En los 180 minutos que jamás se olvidarán, por lo que pudieron significar y por lo que ya significan, los jugadores no supieron estar a la altura porque evidenciaron un inesperado déficit de convencimiento en sus propias fuerzas. Jugaron con la autoestima a la altura del tobillo y completaron sus peores actuaciones en tiempo. Nunca dieron la sensación de tenerse fe, salieron al campo a protegerse del rival y aguardar acontecimientos. No quisieron saber nada de la iniciativa, olvidaron aquello de que quien da primero da dos veces, sobre todo tratándose de finales; en definitiva, escogieron el rol de víctima desde el primer minuto y no lo soltaron. Así ocurrió que se retiraron a la ducha con el gesto encogido, sin haber alzado la voz futbolísticamente hablando, sudados por fuera, exhaustos tras el inútil esfuerzo, pero fríos por dentro, vaciados por la angustia que produce el deber no cumplido.

Tan pusilánime actitud precisamente en las fechas más señaladas del calendario se ha registrado en un contexto que no cabe obviar. El Athletic desde hace unas cuantas semanas y ni antes de la primera final ni después de la misma se observaron indicios que apuntasen a una recuperación. Al contrario, el equipo fue perdiendo energía, no solo física, pues dejó de desplegar el tipo de propuesta que había alentado Marcelino, mientras se asemejaba más y más al conjunto previsible y fallón que se tiende a identificar con la etapa anterior. Los hombres teóricamente llamados a marcar diferencias hicieron mutis por el foro, volvieron a su consentida intrascendencia, aunque no perdieron el sitio. A nada de esto se puso remedio, y si se hizo lo cierto es que no se notó.
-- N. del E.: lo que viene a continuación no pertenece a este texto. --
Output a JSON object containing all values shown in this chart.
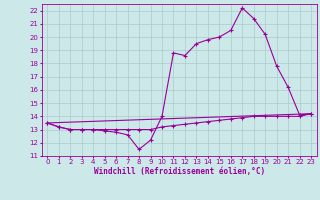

Y cuando tocó medirse a la Real, no hubo ni rastro del Athletic atrevido, ambicioso, con nervio, con el objetivo innegociable de salir a ganar. Qué va, fue al revés: un amago de ir a buscar al oponente para enseguida retrasar las líneas, regalar la pelota y conformarse con no evitar apuros. Dos semanas más tarde, ídem; con la particularidad de que si algo está prohibido contra el Barcelona es dejarle que se exprese a su antojo. Resultado de conceder el 76% de posesión: cuatro goles en el marcador y otros cuatro que pudieron subir. ¿Dónde quedó el Athletic que no metía el culo atrás, el agresivo, el que percutía a la mínima, dónde? ¿Qué pasó, el que vimos era el plan que Marcelino diseñó para las dos finales o es que no estaba el equipo preparado, en forma, para sostener la propuesta valiente y se optó por la versión especuladora? ¿Realmente pensaron, jugadores y técnico, que jugando a lo que no saben tenían alguna probabilidad de éxito? ¿Era indispensable este último sábado alinear a gente con molestias musculares, es serio esto? En absoluto. Igual que no lo es imputar la debacle copera al exceso de responsabilidad vista la trayectoria descrita en estos tres meses.